The coronavirus pandemic has negatively impacted many businesses across the state, but several Loudon County campground owners have touted “business as usual” the last two months.
Vina Carol George, Lazy Acres RV Resort manager, has been pleasantly surprised by the overall response from campers.
Many have come from out of state as spots have opened up.
“It has never slowed down, not a drop,” George said. “I think that a lot of people were calling that were going to come in for like Gatlinburg and different places and they were canceling. Then we had an influx of people that started calling from like Florida and different places, so that was a lot of people that canceled because the mountains weren’t open and we had the other ones come like, ‘OK, we can’t stay here, we need to come somewhere else.’ Basically, we’ve stayed full to the brim.”
Yarberry Campground has remained open and is having a successful spring quarter.
“Yarberry Campground is a (Tennessee Valley Authority) campground and we have a 30-year easement on the property, so we really never close down totally,” Gail Edwards, Yarberry manager, said. “We did do social distancing and all that, and we’ve just had tremendous success. I mean, the campground’s full and it has been full. We’ve just had really, really good business. Mostly, it’s the local folks so I don’t see a lot of travelers yet.”
The Crosseyed Cricket mainly houses long-term campers and has been at full capacity the last two months.
“We don’t rent by the year but we do campsites by the month, and we’ve got a few campsites overnight,” Jim Lockwood, owner, said. “Frankly, we’ve probably averaged five people a day calling and looking for a long-term campsite, and we turn them away because we’re full.”
All campgrounds in the county have taken preventative measures to protect campers and staff.
“We are following all of the (Centers for Disease Control and Prevention) guidelines and that is with the restroom cleaning, distancing, proper PPEs and all that,” Edwards said. “Our customers are totally aware of what we’re doing and why we’re doing it.”
“We maintain the 6 feet apart and when they come into the office, they have to stay 6 feet back and they can’t come around from the outside,” George added. “If we hand them something, we Lysol it down. If they give us something, money, we Lysol it down, bring it back in. For credit cards, they have to read it to us over the glass window instead of us taking it.”
Yarberry staff have taken extra steps to protect the campground and swimming area. The day-use swimming area remains off limits to the public until further notice.
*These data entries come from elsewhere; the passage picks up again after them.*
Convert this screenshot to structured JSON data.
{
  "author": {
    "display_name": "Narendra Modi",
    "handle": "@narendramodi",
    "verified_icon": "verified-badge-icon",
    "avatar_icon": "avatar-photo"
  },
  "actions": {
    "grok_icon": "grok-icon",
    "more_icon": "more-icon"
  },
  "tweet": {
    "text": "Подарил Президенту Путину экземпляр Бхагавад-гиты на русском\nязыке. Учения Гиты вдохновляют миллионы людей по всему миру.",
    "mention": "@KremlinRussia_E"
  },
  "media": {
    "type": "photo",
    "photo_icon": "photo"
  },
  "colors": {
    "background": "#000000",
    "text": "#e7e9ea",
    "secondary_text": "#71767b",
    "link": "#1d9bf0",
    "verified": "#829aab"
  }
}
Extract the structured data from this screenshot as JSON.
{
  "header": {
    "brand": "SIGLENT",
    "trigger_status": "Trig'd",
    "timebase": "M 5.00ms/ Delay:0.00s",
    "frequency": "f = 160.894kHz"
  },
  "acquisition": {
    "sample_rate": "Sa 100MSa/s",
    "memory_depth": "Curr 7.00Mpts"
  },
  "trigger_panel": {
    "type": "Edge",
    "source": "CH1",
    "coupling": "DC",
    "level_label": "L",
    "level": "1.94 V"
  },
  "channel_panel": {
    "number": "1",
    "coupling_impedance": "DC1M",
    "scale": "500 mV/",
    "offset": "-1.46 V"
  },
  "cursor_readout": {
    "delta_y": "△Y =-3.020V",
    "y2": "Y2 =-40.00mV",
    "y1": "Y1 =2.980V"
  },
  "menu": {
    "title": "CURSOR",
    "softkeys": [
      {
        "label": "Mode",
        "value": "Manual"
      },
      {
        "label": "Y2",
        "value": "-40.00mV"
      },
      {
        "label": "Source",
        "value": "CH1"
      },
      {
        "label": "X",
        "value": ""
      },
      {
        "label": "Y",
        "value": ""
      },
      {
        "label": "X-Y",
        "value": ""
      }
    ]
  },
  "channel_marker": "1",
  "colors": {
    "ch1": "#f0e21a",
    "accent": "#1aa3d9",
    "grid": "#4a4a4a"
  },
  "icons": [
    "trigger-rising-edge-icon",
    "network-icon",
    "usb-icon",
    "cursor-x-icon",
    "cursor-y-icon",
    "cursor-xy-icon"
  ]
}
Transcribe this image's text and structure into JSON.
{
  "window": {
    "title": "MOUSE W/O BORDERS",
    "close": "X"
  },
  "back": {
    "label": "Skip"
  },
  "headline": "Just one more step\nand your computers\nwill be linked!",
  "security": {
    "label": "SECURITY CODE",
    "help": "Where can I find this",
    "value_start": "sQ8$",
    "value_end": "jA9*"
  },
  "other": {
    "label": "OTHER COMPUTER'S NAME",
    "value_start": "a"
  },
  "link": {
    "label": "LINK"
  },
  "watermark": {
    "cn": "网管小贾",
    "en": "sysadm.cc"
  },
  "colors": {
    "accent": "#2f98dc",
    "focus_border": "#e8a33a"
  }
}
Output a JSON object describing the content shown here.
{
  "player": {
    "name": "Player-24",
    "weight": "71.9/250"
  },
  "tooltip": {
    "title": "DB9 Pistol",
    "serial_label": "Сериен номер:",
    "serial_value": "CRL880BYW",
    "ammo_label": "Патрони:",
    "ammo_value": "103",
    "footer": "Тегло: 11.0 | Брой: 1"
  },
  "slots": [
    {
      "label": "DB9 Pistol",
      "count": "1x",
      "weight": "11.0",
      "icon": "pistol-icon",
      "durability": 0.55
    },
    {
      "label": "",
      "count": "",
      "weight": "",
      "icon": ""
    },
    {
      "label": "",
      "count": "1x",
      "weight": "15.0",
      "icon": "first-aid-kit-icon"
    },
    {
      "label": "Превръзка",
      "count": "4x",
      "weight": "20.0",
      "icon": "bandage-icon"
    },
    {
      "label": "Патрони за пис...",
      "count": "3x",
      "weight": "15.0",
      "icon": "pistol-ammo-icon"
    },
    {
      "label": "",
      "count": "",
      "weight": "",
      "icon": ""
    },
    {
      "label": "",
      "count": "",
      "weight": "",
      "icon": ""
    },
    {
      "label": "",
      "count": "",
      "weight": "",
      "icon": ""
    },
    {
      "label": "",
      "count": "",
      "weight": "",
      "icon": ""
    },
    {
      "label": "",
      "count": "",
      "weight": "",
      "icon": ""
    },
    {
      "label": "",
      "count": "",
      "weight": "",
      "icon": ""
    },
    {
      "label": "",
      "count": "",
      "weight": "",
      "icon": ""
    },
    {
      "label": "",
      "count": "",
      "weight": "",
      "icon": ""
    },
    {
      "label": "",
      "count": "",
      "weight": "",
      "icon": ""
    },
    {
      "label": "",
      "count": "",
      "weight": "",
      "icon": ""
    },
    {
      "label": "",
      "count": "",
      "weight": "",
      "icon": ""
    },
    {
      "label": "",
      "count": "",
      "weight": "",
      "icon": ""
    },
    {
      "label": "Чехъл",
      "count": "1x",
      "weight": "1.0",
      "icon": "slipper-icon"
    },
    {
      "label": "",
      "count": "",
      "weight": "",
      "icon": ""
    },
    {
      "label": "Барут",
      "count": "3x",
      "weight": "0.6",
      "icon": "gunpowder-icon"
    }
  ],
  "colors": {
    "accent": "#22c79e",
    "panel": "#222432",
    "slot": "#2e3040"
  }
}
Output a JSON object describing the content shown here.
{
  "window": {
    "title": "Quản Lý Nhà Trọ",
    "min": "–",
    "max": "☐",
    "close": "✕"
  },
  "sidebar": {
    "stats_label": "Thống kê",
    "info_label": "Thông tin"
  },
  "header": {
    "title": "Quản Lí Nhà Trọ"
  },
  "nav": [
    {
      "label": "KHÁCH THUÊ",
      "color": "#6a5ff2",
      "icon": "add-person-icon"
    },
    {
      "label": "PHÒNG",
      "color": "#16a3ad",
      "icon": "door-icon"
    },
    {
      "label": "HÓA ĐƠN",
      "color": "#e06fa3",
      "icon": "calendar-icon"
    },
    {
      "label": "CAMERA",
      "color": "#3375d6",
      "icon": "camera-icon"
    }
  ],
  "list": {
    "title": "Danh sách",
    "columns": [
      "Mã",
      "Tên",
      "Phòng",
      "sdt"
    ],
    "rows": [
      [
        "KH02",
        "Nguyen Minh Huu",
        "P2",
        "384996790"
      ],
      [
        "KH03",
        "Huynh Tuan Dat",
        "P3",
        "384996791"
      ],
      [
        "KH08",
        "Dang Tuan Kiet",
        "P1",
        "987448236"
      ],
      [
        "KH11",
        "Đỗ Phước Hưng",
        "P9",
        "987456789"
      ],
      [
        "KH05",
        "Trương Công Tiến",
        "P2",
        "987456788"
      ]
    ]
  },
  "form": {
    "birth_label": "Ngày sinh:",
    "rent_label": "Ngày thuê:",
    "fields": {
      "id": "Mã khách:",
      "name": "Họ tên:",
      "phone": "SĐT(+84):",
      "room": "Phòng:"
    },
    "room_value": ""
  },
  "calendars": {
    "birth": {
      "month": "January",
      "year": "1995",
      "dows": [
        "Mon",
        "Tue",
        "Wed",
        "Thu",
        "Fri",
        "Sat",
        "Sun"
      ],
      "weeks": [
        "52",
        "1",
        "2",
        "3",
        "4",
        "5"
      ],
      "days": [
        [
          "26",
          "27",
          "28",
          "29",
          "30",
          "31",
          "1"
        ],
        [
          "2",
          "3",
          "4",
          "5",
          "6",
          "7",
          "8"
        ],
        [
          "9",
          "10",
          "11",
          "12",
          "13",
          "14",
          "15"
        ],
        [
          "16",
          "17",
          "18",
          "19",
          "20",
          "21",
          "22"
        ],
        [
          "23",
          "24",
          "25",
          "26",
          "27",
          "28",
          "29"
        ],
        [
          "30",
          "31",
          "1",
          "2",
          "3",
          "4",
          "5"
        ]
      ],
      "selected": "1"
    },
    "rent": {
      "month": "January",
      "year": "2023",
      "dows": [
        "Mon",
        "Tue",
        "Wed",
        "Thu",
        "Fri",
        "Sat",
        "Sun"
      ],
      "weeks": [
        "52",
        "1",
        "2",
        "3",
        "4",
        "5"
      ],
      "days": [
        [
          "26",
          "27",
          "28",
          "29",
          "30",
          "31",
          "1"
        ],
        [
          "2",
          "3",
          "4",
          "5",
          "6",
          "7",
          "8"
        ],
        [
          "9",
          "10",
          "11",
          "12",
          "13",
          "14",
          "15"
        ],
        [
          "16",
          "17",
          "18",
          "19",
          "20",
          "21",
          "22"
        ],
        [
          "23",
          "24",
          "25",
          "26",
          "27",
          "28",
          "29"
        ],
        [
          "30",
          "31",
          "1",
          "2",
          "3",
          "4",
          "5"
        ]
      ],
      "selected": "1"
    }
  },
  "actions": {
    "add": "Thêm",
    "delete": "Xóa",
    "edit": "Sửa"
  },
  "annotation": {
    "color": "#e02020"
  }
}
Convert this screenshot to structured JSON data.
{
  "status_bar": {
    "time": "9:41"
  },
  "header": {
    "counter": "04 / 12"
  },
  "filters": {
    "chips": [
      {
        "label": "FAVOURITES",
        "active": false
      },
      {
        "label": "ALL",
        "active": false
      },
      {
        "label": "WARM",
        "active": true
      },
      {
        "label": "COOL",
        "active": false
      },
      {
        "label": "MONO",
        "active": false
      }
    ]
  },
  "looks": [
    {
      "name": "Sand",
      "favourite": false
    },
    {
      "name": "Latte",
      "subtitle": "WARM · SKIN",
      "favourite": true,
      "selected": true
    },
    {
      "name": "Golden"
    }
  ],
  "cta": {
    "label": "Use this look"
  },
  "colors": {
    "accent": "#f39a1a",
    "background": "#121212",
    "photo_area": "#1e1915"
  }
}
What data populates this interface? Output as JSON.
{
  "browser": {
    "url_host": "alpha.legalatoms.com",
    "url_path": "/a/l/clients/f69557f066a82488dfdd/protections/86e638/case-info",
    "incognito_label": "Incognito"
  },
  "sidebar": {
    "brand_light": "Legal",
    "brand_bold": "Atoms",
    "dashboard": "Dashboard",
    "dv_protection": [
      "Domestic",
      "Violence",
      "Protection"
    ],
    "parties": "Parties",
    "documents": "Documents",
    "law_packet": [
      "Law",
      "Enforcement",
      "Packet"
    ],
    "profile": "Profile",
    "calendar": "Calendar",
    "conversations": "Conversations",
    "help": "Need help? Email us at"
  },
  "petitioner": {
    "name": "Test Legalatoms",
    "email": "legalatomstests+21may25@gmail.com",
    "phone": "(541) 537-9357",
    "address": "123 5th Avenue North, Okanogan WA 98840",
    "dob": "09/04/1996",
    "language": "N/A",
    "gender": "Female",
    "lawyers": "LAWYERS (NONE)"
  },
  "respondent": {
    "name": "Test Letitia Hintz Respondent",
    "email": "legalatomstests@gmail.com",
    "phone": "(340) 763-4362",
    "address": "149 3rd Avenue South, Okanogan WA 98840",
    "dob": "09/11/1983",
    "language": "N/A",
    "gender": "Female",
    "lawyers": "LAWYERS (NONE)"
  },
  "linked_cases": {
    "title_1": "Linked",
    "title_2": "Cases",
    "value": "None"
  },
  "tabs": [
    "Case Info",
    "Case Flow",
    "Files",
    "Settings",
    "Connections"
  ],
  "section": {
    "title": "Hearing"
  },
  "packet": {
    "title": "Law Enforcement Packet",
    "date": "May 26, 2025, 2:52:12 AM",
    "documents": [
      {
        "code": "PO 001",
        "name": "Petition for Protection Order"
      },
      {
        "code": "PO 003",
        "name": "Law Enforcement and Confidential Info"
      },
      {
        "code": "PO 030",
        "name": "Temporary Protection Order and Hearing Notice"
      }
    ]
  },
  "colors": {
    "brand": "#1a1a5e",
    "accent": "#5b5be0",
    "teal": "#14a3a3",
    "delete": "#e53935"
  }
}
“We do multiple shifts on the bathhouses now, and the pontoon boats, we make sure the seats have been disinfected, the life jackets and we’ve been requesting people that have been renting pontoon boats to bring their own life jackets,” Edwards said. “Right now, it’s just for registered campers. We have a security gate in place. They all receive the security code before they come to the campground.”
The summer season is projected to yield positive results as campgrounds prepare for a larger influx of business.
“We’re going to be very busy,” Edwards said. “... I believe people are just ready to get outside and be careful doing it, and that’s what we’ve seen. It’s been very positive results over this busy weekend, so we have happy campers. We are packed full.”